In my long-winded travels, I decided to go to Venezuela, the country known by at least ten people in the world for its Miss Venezuela pageants, and…what else? I didn’t know, but I was going to find out.
And then, the unthinkable happened. A mosquito bit my leg, and then I couldn’t stop scratching it. It bled a little. Then I went swimming in the dirty Rio Negro. That made it hurt a little when I walked. Pretty soon it was so infected that I was limping down the street, hailing a taxi to the hospital because the bite was the size of a peach pit and wouldn’t stop bleeding.
After the doctor cleaned my leg, which felt like I was having a child through it, I was a bit unsettled with what I saw.
(Warning: This next sentence is not for the faint of heart. Think of something happy first, and then read with care.)
I could have put two fingers into the hole in my leg.
“No, mi amor,” the doctor looked at me and said, concerned. “You are not going into the forest today.” (Which had been my plan. Now really, must you rain on my parade like this?)
The doctor prescribed a plethora of drugs, administered intravenous penicillin, and said that if I didn’t want to get sick and suddenly die I was going to stay put in my nice clean hotel for a week and not do anything.
Hmm. Decisions, decisions…
(Side note: while the nurse was poking and prodding me with needles the power decided to go out. Was that absolutely necessary?)

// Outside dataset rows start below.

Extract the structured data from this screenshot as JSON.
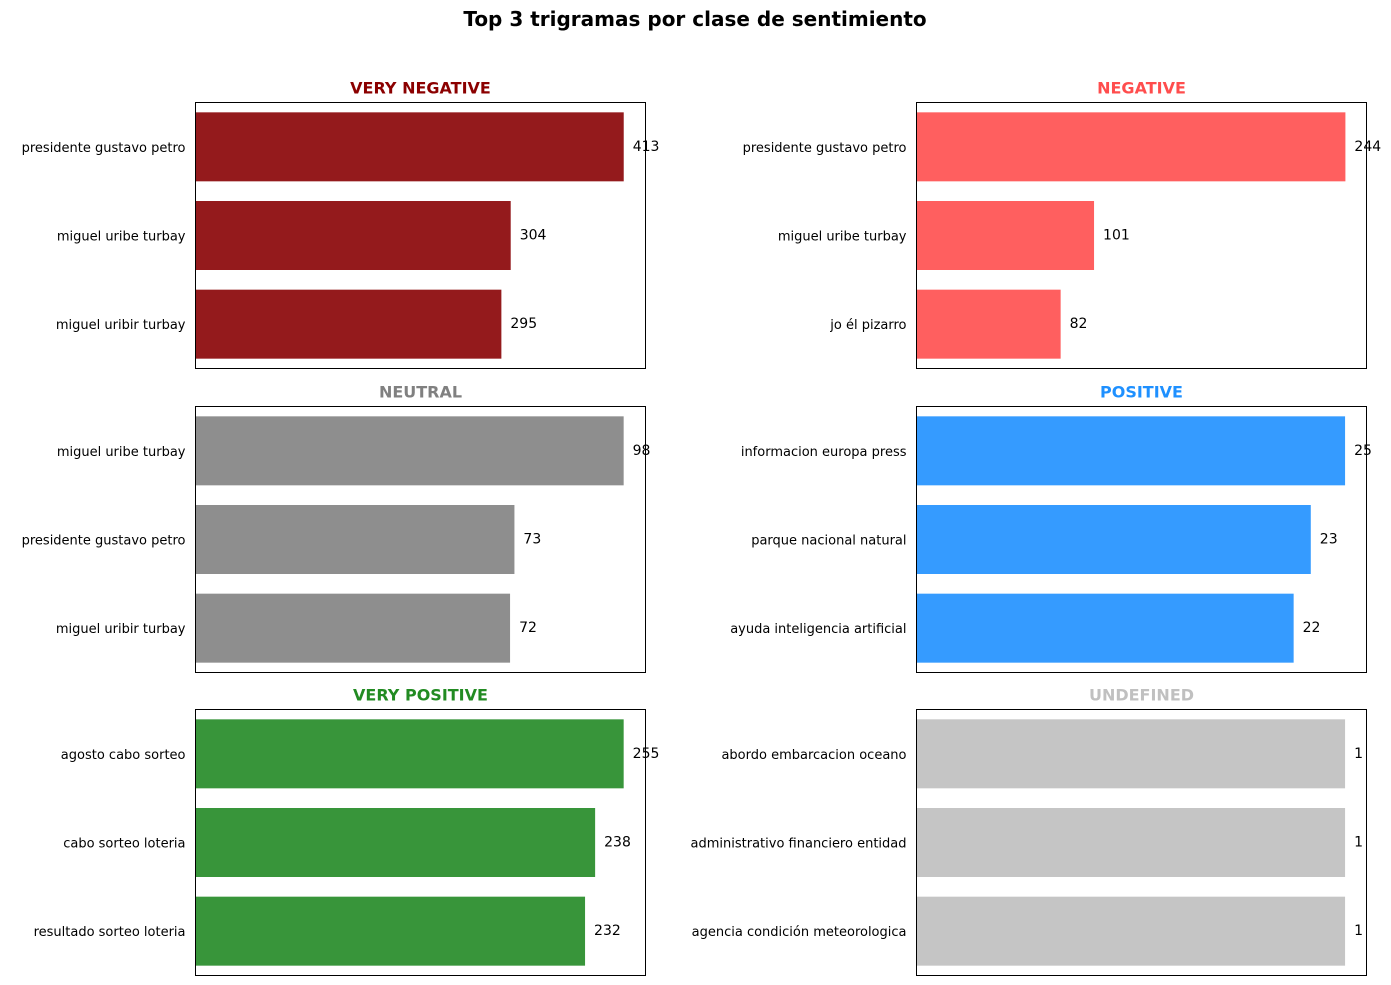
{
  "figure": {
    "suptitle": "Top 3 trigramas por clase de sentimiento"
  },
  "chart_data": [
    {
      "type": "bar",
      "orientation": "horizontal",
      "title": "VERY NEGATIVE",
      "color": "#941a1c",
      "title_color": "#8b0000",
      "categories": [
        "presidente gustavo petro",
        "miguel uribe turbay",
        "miguel uribir turbay"
      ],
      "values": [
        413,
        304,
        295
      ],
      "xlim": [
        0,
        434
      ],
      "xticks": "hidden"
    },
    {
      "type": "bar",
      "orientation": "horizontal",
      "title": "NEGATIVE",
      "color": "#ff5f5f",
      "title_color": "#ff4d4d",
      "categories": [
        "presidente gustavo petro",
        "miguel uribe turbay",
        "jo él pizarro"
      ],
      "values": [
        244,
        101,
        82
      ],
      "xlim": [
        0,
        256
      ],
      "xticks": "hidden"
    },
    {
      "type": "bar",
      "orientation": "horizontal",
      "title": "NEUTRAL",
      "color": "#8e8e8e",
      "title_color": "#808080",
      "categories": [
        "miguel uribe turbay",
        "presidente gustavo petro",
        "miguel uribir turbay"
      ],
      "values": [
        98,
        73,
        72
      ],
      "xlim": [
        0,
        103
      ],
      "xticks": "hidden"
    },
    {
      "type": "bar",
      "orientation": "horizontal",
      "title": "POSITIVE",
      "color": "#359bff",
      "title_color": "#1e90ff",
      "categories": [
        "informacion europa press",
        "parque nacional natural",
        "ayuda inteligencia artificial"
      ],
      "values": [
        25,
        23,
        22
      ],
      "xlim": [
        0,
        26.25
      ],
      "xticks": "hidden"
    },
    {
      "type": "bar",
      "orientation": "horizontal",
      "title": "VERY POSITIVE",
      "color": "#38953a",
      "title_color": "#228b22",
      "categories": [
        "agosto cabo sorteo",
        "cabo sorteo loteria",
        "resultado sorteo loteria"
      ],
      "values": [
        255,
        238,
        232
      ],
      "xlim": [
        0,
        268
      ],
      "xticks": "hidden"
    },
    {
      "type": "bar",
      "orientation": "horizontal",
      "title": "UNDEFINED",
      "color": "#c5c5c5",
      "title_color": "#c0c0c0",
      "categories": [
        "abordo embarcacion oceano",
        "administrativo financiero entidad",
        "agencia condición meteorologica"
      ],
      "values": [
        1,
        1,
        1
      ],
      "xlim": [
        0,
        1.05
      ],
      "xticks": "hidden"
    }
  ]
}
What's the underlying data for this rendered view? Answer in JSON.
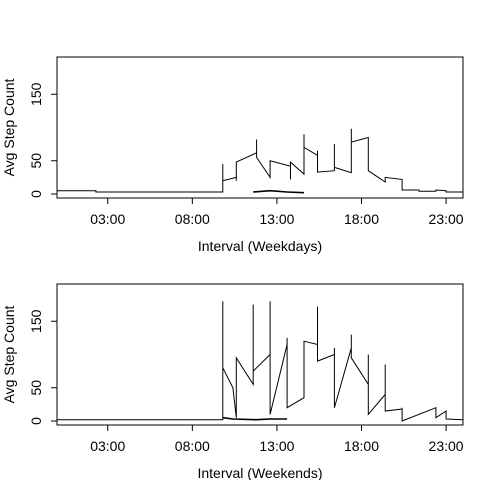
{
  "chart_data": [
    {
      "type": "line",
      "xlabel": "Interval (Weekdays)",
      "ylabel": "Avg Step Count",
      "xlim": [
        0,
        24
      ],
      "ylim": [
        0,
        200
      ],
      "x_ticks": [
        {
          "label": "03:00",
          "value": 3
        },
        {
          "label": "08:00",
          "value": 8
        },
        {
          "label": "13:00",
          "value": 13
        },
        {
          "label": "18:00",
          "value": 18
        },
        {
          "label": "23:00",
          "value": 23
        }
      ],
      "y_ticks": [
        0,
        50,
        150
      ],
      "grid": false,
      "series": [
        {
          "values": [
            {
              "x": 0.0,
              "y": 5
            },
            {
              "x": 2.3,
              "y": 5
            },
            {
              "x": 2.3,
              "y": 3
            },
            {
              "x": 9.8,
              "y": 3
            },
            {
              "x": 9.8,
              "y": 45
            },
            {
              "x": 9.8,
              "y": 20
            },
            {
              "x": 10.6,
              "y": 25
            },
            {
              "x": 10.6,
              "y": 20
            },
            {
              "x": 10.6,
              "y": 48
            },
            {
              "x": 11.8,
              "y": 62
            },
            {
              "x": 11.8,
              "y": 82
            },
            {
              "x": 11.8,
              "y": 55
            },
            {
              "x": 12.6,
              "y": 25
            },
            {
              "x": 12.6,
              "y": 50
            },
            {
              "x": 13.8,
              "y": 42
            },
            {
              "x": 13.8,
              "y": 22
            },
            {
              "x": 13.8,
              "y": 48
            },
            {
              "x": 14.6,
              "y": 30
            },
            {
              "x": 14.6,
              "y": 90
            },
            {
              "x": 14.6,
              "y": 70
            },
            {
              "x": 15.4,
              "y": 58
            },
            {
              "x": 15.4,
              "y": 65
            },
            {
              "x": 15.4,
              "y": 33
            },
            {
              "x": 16.4,
              "y": 35
            },
            {
              "x": 16.4,
              "y": 75
            },
            {
              "x": 16.4,
              "y": 40
            },
            {
              "x": 17.4,
              "y": 32
            },
            {
              "x": 17.4,
              "y": 98
            },
            {
              "x": 17.4,
              "y": 78
            },
            {
              "x": 18.4,
              "y": 85
            },
            {
              "x": 18.4,
              "y": 35
            },
            {
              "x": 19.4,
              "y": 18
            },
            {
              "x": 19.4,
              "y": 25
            },
            {
              "x": 20.4,
              "y": 22
            },
            {
              "x": 20.4,
              "y": 20
            },
            {
              "x": 20.4,
              "y": 6
            },
            {
              "x": 21.4,
              "y": 6
            },
            {
              "x": 21.4,
              "y": 4
            },
            {
              "x": 22.4,
              "y": 4
            },
            {
              "x": 22.4,
              "y": 6
            },
            {
              "x": 23.0,
              "y": 5
            },
            {
              "x": 23.0,
              "y": 3
            },
            {
              "x": 24.0,
              "y": 3
            }
          ]
        },
        {
          "values": [
            {
              "x": 11.6,
              "y": 3
            },
            {
              "x": 12.6,
              "y": 5
            },
            {
              "x": 13.6,
              "y": 3
            },
            {
              "x": 14.6,
              "y": 2
            }
          ]
        }
      ]
    },
    {
      "type": "line",
      "xlabel": "Interval (Weekends)",
      "ylabel": "Avg Step Count",
      "xlim": [
        0,
        24
      ],
      "ylim": [
        0,
        200
      ],
      "x_ticks": [
        {
          "label": "03:00",
          "value": 3
        },
        {
          "label": "08:00",
          "value": 8
        },
        {
          "label": "13:00",
          "value": 13
        },
        {
          "label": "18:00",
          "value": 18
        },
        {
          "label": "23:00",
          "value": 23
        }
      ],
      "y_ticks": [
        0,
        50,
        150
      ],
      "grid": false,
      "series": [
        {
          "values": [
            {
              "x": 0.0,
              "y": 2
            },
            {
              "x": 9.8,
              "y": 2
            },
            {
              "x": 9.8,
              "y": 180
            },
            {
              "x": 9.8,
              "y": 80
            },
            {
              "x": 10.4,
              "y": 50
            },
            {
              "x": 10.6,
              "y": 5
            },
            {
              "x": 10.6,
              "y": 95
            },
            {
              "x": 11.6,
              "y": 55
            },
            {
              "x": 11.6,
              "y": 175
            },
            {
              "x": 11.6,
              "y": 75
            },
            {
              "x": 12.6,
              "y": 100
            },
            {
              "x": 12.6,
              "y": 180
            },
            {
              "x": 12.6,
              "y": 10
            },
            {
              "x": 13.6,
              "y": 115
            },
            {
              "x": 13.6,
              "y": 125
            },
            {
              "x": 13.6,
              "y": 20
            },
            {
              "x": 14.6,
              "y": 35
            },
            {
              "x": 14.6,
              "y": 120
            },
            {
              "x": 15.4,
              "y": 115
            },
            {
              "x": 15.4,
              "y": 172
            },
            {
              "x": 15.4,
              "y": 90
            },
            {
              "x": 16.4,
              "y": 100
            },
            {
              "x": 16.4,
              "y": 110
            },
            {
              "x": 16.4,
              "y": 20
            },
            {
              "x": 17.4,
              "y": 110
            },
            {
              "x": 17.4,
              "y": 130
            },
            {
              "x": 17.4,
              "y": 95
            },
            {
              "x": 18.4,
              "y": 55
            },
            {
              "x": 18.4,
              "y": 100
            },
            {
              "x": 18.4,
              "y": 10
            },
            {
              "x": 19.4,
              "y": 40
            },
            {
              "x": 19.4,
              "y": 85
            },
            {
              "x": 19.4,
              "y": 15
            },
            {
              "x": 20.4,
              "y": 18
            },
            {
              "x": 20.4,
              "y": 20
            },
            {
              "x": 20.4,
              "y": 0
            },
            {
              "x": 22.4,
              "y": 20
            },
            {
              "x": 22.4,
              "y": 5
            },
            {
              "x": 23.0,
              "y": 15
            },
            {
              "x": 23.0,
              "y": 3
            },
            {
              "x": 24.0,
              "y": 2
            }
          ]
        },
        {
          "values": [
            {
              "x": 9.8,
              "y": 5
            },
            {
              "x": 10.4,
              "y": 3
            },
            {
              "x": 11.8,
              "y": 2
            },
            {
              "x": 12.6,
              "y": 3
            },
            {
              "x": 13.6,
              "y": 3
            }
          ]
        }
      ]
    }
  ]
}
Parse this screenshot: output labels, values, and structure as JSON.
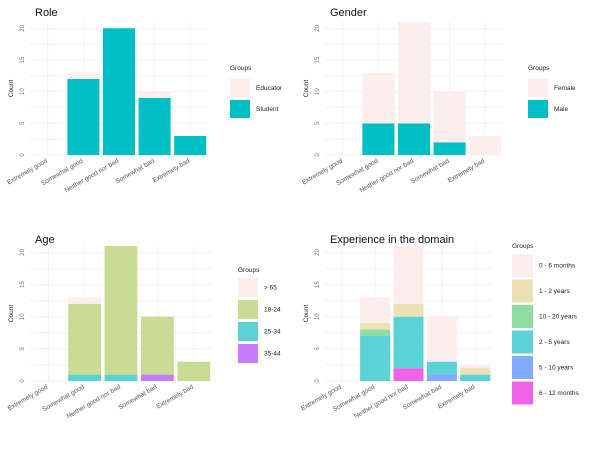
{
  "chart_data": [
    {
      "type": "bar",
      "stacked": true,
      "title": "Role",
      "xlabel": "",
      "ylabel": "Count",
      "categories": [
        "Extremely good",
        "Somewhat good",
        "Neither good nor bad",
        "Somewhat bad",
        "Extremely bad"
      ],
      "ylim": [
        0,
        21
      ],
      "yticks": [
        0,
        5,
        10,
        15,
        20
      ],
      "legend_title": "Groups",
      "legend_position": "right",
      "series": [
        {
          "name": "Educator",
          "color": "#fdeeee",
          "values": [
            0,
            1,
            0,
            1,
            0
          ]
        },
        {
          "name": "Student",
          "color": "#00bfc4",
          "values": [
            0,
            12,
            20,
            9,
            3
          ]
        }
      ]
    },
    {
      "type": "bar",
      "stacked": true,
      "title": "Gender",
      "xlabel": "",
      "ylabel": "Count",
      "categories": [
        "Extremely good",
        "Somewhat good",
        "Neither good nor bad",
        "Somewhat bad",
        "Extremely bad"
      ],
      "ylim": [
        0,
        21
      ],
      "yticks": [
        0,
        5,
        10,
        15,
        20
      ],
      "legend_title": "Groups",
      "legend_position": "right",
      "series": [
        {
          "name": "Female",
          "color": "#fdeeee",
          "values": [
            0,
            8,
            16,
            8,
            3
          ]
        },
        {
          "name": "Male",
          "color": "#00bfc4",
          "values": [
            0,
            5,
            5,
            2,
            0
          ]
        }
      ]
    },
    {
      "type": "bar",
      "stacked": true,
      "title": "Age",
      "xlabel": "",
      "ylabel": "Count",
      "categories": [
        "Extremely good",
        "Somewhat good",
        "Neither good nor bad",
        "Somewhat bad",
        "Extremely bad"
      ],
      "ylim": [
        0,
        21
      ],
      "yticks": [
        0,
        5,
        10,
        15,
        20
      ],
      "legend_title": "Groups",
      "legend_position": "right",
      "series": [
        {
          "name": "> 65",
          "color": "#fdeeee",
          "values": [
            0,
            1,
            0,
            0,
            0
          ]
        },
        {
          "name": "18-24",
          "color": "#c9dc94",
          "values": [
            0,
            11,
            20,
            9,
            3
          ]
        },
        {
          "name": "25-34",
          "color": "#5bd3d6",
          "values": [
            0,
            1,
            1,
            0,
            0
          ]
        },
        {
          "name": "35-44",
          "color": "#c77cff",
          "values": [
            0,
            0,
            0,
            1,
            0
          ]
        }
      ]
    },
    {
      "type": "bar",
      "stacked": true,
      "title": "Experience in the domain",
      "xlabel": "",
      "ylabel": "Count",
      "categories": [
        "Extremely good",
        "Somewhat good",
        "Neither good nor bad",
        "Somewhat bad",
        "Extremely bad"
      ],
      "ylim": [
        0,
        21
      ],
      "yticks": [
        0,
        5,
        10,
        15,
        20
      ],
      "legend_title": "Groups",
      "legend_position": "top-right",
      "series": [
        {
          "name": "0 - 6 months",
          "color": "#fdeeee",
          "values": [
            0,
            4,
            9,
            7,
            0.5
          ]
        },
        {
          "name": "1 - 2 years",
          "color": "#ebe1b4",
          "values": [
            0,
            1,
            2,
            0,
            1
          ]
        },
        {
          "name": "10 - 20 years",
          "color": "#8fdca6",
          "values": [
            0,
            1,
            0,
            0,
            0
          ]
        },
        {
          "name": "2 - 5 years",
          "color": "#5bd3d6",
          "values": [
            0,
            7,
            8,
            2,
            1
          ]
        },
        {
          "name": "5 - 10 years",
          "color": "#82aaff",
          "values": [
            0,
            0,
            0,
            1,
            0
          ]
        },
        {
          "name": "6 - 12 months",
          "color": "#f163e6",
          "values": [
            0,
            0,
            2,
            0,
            0
          ]
        }
      ]
    }
  ]
}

Honestly, it came as quite the surprise to me that mosquitoes could possess this level of danger. Had I let this go on much longer, it could have been life-threatening. Sure, fine, but why couldn’t it have been more interesting? Put some excitement into it; why couldn’t I have been thrown off a cliff while climbing Machu Picchu? Fallen off the boat and been eaten by crocodiles and anacondas in the Amazon river? But no,
“So, how did Bailey die?”
Excuse me, did you just yawn?
Well then. There was no glamourous, heroic death for me, just being stuck at the border between Brazil and Venezuela with a hole in my leg. Fine, you can take my mobility, but you can’t stop me from buying a nice dress!
It was nice actually having no choice but to wake up and do nothing. The city I was in was called Santa Elena, Venezuela. It is located at the only known land border crossing between Brazil and Venezuela, and it was quite charming.
And so, after an obscene amount of time being “forced” to sit around eating ridiculous amounts of pizza and sweets from the bakery next door, watching movies, having free unlimited internet access and good company, a diagnosis was made. They sent me to a specialist, and it turns out I have flesh eating disease.
I should be fully recovered soon, back on the road in no time. Hopefully.
But Bailey, you may ask, what is next on the agenda after escaping the jaws of death, facing your own mortality and the inevitable parting of this earth as you know it? (And gaining 50 pounds in the process.)
Well now, I can’t tell you that! It’s for me to know and you to find out. As usual.